Sus hijos lo miraron con gesto de sorpresa.

—¿Para qué fuiste? —preguntó Chiara con su habitual instantánea curiosidad.

—Cosas de trabajo —respondió Brunetti—. Drogas.

—¿Y qué pasó? —intervino Raffi.

—Estuvieron muy corteses y serviciales y me dieron la información que necesitaba. —Las caras que recibieron esta explicación recordaron a Brunetti una frase que solía citar Paola, acerca de unos corderos que levantan la cabeza pero no reciben alimento, y explicó—: Fue cuando estaba destinado en Nápoles. Alguien traía droga de Irán, y ellos accedieron a ayudarme a hacer el arresto. —No dijo que esto no fue hasta que descubrieron que buena parte de la mercancía de aquel individuo también llegaba a las calles de Teherán.

—¿Cómo eran los iraníes? —preguntó Chiara, lo bastante interesada en el tema como para dejar de comer.

—Ya te lo he dicho, corteses y serviciales. La ciudad era un caos, superpoblada y contaminada, pero si entras en las casas, uno de los policías me invitó, encuentras jardines y árboles.

—¿Cómo es la gente? —preguntó Chiara.

—Muy culta y sofisticada.

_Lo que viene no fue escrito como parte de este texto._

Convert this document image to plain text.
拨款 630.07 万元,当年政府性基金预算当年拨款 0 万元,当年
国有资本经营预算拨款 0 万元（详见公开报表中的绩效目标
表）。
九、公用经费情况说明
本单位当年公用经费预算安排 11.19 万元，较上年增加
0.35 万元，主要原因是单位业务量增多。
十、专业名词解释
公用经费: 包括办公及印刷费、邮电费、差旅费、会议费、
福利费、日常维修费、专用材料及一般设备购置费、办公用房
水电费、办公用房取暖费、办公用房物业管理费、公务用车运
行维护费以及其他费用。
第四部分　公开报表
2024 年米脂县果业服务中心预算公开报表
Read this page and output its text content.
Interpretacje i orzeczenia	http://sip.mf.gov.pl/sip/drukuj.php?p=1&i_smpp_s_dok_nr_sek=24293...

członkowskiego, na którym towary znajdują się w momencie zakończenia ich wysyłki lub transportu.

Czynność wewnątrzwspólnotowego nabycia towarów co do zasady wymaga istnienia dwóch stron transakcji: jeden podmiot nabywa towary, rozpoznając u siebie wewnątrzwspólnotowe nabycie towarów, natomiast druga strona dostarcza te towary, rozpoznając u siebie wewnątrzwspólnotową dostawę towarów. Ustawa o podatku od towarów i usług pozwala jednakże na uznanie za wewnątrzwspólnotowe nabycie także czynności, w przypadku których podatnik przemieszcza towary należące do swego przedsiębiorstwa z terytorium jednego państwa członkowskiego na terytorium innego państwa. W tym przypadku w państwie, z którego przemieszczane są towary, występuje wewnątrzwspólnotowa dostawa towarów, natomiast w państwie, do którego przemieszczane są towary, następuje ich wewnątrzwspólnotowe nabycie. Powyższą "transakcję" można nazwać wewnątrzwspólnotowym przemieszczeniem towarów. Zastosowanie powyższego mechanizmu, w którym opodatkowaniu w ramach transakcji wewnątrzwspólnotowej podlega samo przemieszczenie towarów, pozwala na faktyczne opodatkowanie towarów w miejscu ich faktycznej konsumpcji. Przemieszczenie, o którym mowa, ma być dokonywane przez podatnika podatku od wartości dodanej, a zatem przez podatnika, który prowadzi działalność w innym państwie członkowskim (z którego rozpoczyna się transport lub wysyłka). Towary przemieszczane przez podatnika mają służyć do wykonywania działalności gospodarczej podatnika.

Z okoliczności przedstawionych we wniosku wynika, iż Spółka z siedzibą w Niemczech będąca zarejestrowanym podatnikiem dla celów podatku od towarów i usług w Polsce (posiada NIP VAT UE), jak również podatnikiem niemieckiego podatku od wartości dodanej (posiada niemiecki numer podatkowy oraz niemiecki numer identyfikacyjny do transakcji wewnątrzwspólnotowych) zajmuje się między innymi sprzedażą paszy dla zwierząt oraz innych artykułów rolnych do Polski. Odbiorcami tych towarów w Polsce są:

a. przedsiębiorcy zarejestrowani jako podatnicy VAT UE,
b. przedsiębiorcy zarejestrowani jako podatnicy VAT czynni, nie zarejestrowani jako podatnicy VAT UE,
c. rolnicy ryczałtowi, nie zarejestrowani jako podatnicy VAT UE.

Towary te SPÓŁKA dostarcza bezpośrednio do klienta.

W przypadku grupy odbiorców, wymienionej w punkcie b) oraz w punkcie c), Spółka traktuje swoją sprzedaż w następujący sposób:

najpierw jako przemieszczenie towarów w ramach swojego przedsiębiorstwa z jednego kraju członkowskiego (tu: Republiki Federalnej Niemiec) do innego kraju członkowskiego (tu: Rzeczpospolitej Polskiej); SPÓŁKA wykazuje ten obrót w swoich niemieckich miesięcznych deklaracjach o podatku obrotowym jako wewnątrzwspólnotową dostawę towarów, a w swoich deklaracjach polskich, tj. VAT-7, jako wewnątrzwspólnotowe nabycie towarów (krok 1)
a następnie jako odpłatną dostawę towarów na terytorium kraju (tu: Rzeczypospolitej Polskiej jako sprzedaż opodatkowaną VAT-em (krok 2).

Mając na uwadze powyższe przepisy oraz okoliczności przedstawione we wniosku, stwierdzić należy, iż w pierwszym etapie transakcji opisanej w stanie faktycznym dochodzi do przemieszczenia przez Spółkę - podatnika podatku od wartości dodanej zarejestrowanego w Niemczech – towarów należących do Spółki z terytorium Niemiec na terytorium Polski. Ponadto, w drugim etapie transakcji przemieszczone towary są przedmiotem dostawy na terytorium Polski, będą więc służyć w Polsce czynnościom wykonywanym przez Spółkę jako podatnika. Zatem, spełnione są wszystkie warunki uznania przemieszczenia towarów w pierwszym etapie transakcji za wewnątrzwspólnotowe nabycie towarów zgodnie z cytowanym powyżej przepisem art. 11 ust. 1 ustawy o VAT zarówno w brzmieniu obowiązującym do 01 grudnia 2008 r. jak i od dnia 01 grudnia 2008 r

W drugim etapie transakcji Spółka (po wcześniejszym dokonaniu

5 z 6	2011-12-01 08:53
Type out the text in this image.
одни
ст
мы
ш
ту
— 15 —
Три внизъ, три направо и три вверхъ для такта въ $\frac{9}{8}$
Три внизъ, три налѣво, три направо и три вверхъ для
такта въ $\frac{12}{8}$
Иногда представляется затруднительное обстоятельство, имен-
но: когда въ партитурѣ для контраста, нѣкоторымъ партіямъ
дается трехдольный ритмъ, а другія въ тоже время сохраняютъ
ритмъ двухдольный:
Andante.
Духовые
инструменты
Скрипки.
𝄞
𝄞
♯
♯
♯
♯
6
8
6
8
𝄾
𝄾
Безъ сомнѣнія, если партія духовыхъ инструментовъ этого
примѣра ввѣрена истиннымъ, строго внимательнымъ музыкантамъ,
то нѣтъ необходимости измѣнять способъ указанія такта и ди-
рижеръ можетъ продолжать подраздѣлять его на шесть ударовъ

Por lo menos, la que yo traté.

—Han tenido tres mil años para hacerse una cultura —interrumpió Paola.

—¿Qué quieres decir? —preguntó Chiara.

—Que cuando nosotros aún vivíamos en cabañas y nos cubríamos con pieles de animales, ellos ya construían Persépolis y se vestían de seda.

Cerrando los ojos a la evidente exageración de la explicación, Chiara preguntó tan sólo:

—¿Qué es Persépolis?

—Era la ciudad imperial donde vivían los reyes. Hasta que un europeo la incendió. Si quieres, después de cenar te enseñaré un libro —dijo Paola. Y, dirigiéndose a todos—: ¿Postre?